Seems ^ is triggered instead(of PortBindingUpdateUpEvent, missed somehow) by Maintenance task: Fixing resource 6a712e97-bc61-49a0-aee6-66d4fcd7b72d (type: ports) at create/update check_for_inconsistencies /usr/lib/python3.9/site-packages/neutron/plugins/ml2/drivers/ovn/mech_driver/ovsdb/maintenance.py:358

One thing i noticed in logs i checked is "OVN reports status up for port" is not logged after event
PortBindingUpdateUpEvent. But didn't got what can cause it as i see it's the first statement to be executed with the event[4][5].

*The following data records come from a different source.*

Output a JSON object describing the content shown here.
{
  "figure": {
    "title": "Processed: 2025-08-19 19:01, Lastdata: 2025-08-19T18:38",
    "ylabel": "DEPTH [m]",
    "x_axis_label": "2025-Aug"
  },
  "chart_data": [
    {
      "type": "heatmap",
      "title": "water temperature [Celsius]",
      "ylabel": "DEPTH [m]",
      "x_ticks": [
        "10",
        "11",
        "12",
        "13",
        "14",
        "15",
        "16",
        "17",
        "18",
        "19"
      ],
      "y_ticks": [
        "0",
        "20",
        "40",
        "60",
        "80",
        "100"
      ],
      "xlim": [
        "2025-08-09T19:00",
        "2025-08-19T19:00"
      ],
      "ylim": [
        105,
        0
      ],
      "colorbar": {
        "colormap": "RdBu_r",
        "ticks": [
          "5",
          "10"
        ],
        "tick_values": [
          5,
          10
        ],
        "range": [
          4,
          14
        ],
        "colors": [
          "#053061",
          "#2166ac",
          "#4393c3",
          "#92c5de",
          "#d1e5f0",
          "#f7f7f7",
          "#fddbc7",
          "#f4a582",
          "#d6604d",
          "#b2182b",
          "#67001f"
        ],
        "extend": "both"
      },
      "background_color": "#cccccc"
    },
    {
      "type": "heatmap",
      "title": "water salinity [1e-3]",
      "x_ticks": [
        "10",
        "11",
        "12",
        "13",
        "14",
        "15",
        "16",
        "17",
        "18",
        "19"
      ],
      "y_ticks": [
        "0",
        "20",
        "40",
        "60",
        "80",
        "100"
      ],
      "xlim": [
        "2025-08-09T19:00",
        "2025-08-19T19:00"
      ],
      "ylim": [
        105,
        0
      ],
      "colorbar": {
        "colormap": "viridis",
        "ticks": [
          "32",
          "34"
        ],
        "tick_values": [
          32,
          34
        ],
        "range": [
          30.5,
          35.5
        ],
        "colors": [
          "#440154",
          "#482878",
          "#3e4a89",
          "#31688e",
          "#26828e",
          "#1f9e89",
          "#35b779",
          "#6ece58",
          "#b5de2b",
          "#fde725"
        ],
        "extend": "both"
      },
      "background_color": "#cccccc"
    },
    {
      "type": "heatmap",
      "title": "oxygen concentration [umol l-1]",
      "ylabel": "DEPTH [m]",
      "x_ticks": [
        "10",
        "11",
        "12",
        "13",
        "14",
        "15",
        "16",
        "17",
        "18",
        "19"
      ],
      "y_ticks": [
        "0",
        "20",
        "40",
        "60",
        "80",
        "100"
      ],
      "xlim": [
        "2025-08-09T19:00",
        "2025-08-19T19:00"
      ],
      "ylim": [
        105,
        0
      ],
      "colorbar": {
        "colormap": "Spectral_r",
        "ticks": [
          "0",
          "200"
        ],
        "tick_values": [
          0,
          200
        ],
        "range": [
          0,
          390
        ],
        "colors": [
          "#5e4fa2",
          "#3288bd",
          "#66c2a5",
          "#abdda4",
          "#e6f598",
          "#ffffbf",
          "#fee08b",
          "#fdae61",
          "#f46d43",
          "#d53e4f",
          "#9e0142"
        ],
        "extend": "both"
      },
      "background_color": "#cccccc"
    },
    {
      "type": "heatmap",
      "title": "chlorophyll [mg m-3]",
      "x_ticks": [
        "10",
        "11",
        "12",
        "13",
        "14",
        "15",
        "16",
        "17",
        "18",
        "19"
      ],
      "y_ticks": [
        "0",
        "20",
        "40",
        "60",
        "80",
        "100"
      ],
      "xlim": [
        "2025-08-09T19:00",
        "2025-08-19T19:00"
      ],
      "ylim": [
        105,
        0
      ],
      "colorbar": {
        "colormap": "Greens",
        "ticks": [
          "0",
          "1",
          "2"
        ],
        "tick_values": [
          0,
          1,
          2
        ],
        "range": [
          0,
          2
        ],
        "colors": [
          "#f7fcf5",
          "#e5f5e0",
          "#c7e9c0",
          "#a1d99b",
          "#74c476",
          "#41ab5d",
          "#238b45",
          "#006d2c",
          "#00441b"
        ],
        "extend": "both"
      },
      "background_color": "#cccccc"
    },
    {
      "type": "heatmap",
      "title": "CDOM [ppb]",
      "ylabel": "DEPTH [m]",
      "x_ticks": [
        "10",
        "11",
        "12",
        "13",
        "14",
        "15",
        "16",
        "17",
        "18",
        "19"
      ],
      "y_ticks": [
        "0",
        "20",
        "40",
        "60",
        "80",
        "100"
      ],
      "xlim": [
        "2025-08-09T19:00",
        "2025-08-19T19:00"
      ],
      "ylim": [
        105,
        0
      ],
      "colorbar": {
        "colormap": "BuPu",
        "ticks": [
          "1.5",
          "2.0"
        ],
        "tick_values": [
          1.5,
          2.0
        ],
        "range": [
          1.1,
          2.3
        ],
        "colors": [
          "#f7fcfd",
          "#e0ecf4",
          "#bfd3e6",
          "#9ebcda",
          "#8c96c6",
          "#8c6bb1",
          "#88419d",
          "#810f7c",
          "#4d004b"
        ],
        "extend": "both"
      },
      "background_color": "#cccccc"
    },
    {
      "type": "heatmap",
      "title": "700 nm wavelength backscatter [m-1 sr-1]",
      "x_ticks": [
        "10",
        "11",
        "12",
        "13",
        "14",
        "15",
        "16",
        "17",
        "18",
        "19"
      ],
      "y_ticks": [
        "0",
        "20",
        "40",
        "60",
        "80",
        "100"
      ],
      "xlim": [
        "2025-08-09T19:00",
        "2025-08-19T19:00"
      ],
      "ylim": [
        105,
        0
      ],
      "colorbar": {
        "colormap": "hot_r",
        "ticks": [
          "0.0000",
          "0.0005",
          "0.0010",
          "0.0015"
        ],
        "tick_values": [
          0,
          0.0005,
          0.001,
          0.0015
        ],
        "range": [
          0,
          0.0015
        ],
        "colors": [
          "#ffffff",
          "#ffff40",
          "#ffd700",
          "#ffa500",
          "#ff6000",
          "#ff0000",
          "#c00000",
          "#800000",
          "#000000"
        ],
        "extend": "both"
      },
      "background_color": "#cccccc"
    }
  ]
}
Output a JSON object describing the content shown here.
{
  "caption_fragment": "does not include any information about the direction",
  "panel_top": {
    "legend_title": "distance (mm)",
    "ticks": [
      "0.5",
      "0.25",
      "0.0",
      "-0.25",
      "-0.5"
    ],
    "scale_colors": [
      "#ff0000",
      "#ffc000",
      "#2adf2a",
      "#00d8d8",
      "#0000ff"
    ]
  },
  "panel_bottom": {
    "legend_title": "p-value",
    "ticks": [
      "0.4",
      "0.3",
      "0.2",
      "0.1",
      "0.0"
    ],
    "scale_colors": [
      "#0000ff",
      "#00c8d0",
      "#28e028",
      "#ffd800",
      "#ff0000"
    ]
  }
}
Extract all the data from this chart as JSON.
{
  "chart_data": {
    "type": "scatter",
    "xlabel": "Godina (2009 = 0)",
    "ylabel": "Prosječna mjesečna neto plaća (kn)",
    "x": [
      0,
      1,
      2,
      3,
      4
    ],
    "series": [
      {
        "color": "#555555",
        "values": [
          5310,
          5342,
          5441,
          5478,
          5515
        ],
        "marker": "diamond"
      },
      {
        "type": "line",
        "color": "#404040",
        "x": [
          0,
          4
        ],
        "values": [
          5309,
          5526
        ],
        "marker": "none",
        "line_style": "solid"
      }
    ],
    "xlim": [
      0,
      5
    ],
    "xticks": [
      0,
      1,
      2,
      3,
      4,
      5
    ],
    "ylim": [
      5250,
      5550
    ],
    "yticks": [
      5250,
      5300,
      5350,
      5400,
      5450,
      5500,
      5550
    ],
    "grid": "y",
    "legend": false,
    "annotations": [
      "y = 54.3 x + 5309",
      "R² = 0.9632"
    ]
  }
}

Considering the related event, [6] looked suspicious which is backported till Ussuri. But since it seen also in Train, may be [6] just increased reproducibility or it is some general issue with events processing. Will involve Luis(author of [6]) and someone with better understanding around these.

[1]
https://review.rdoproject.org/zuul/builds?job_name=periodic-tripleo-ci-centos-8-ovb-3ctlr_1comp-featureset001-wallaby
https://review.rdoproject.org/zuul/builds?job_name=periodic-tripleo-ci-centos-9-ovb-3ctlr_1comp-featureset001-wallaby
[2]
https://logserver.rdoproject.org/openstack-periodic-integration-main/opendev.org/openstack/tripleo-ci/master/periodic-tripleo-ci-centos-9-ovb-3ctlr_1comp-featureset001-master/66b141d/logs/undercloud/var/log/tempest/stestr_results.html.gz
https://logserver.rdoproject.org/openstack-periodic-integration-stable1-cs9/opendev.org/openstack/tripleo-ci/master/periodic-tripleo-ci-centos-9-ovb-3ctlr_1comp-featureset001-wallaby/6b04066/logs/undercloud/var/log/tempest/stestr_results.html.gz
https://logserver.rdoproject.org/openstack-periodic-integration-stable1/opendev.org/openstack/tripleo-ci/master/periodic-tripleo-ci-centos-8-ovb-3ctlr_1comp-featureset001-wallaby/ee71b17/logs/undercloud/var/log/tempest/stestr_results.html.gz
https://logserver.rdoproject.org/openstack-periodic-integration-stable2/opendev.org/openstack/tripleo-ci/master/periodic-tripleo-ci-centos-8-ovb-3ctlr_1comp-featureset001-victoria/ef11bd8/logs/undercloud/var/log/tempest/stestr_results.html.gz
https://logserver.rdoproject.org/openstack-periodic-integration-stable3/opendev.org/openstack/tripleo-ci/master/periodic-tripleo-ci-centos-8-ovb-3ctlr_1comp-featureset001-ussuri/da5136f/logs/undercloud/var/log/tempest/stestr_results.html.gz
https://logserver.rdoproject.org/openstack-periodic-integration-stable4/opendev.org/openstack/tripleo-ci/master/periodic-tripleo-ci-centos-8-ovb-3ctlr_1comp-featureset001-train/1cc8115/stestr_results.html.gz
[3]
https://logserver.rdoproject.org/openstack-periodic-integration-stable4/opendev.org/openstack/tripleo-ci/master/periodic-tripleo-ci-centos-8-ovb-1ctlr_2comp-featureset020-train/cea1b09/stestr_results.html.gz
https://logserver.rdoproject.org/29/37029/24/check/periodic-tripleo-ci-centos-8-ovb-1ctlr_2comp-featureset020-wallaby/99bccb6/stestr_results.html.gz
[4] https://github.com/openstack/neutron/blob/master/neutron/plugins/ml2/drivers/ovn/mech_driver/ovsdb/ovsdb_monitor.py#L531
[5] https://github.com/openstack/neutron/blob/2d160d9eec6c09b01e4d7ae0507eb2d09527b576/neutron/plugins/ml2/drivers/ovn/mech_driver/mech_driver.py#L1077
[6] https://review.opendev.org/q/Ib071889271f4e4d6acd83b219bf908a9ae80ce5c

<< i wonder if this may be related to https://bugs.launchpad.net/neutron/+bug/1961184 ?
Doesn't look related based on above points and that is targetting only virtual ports.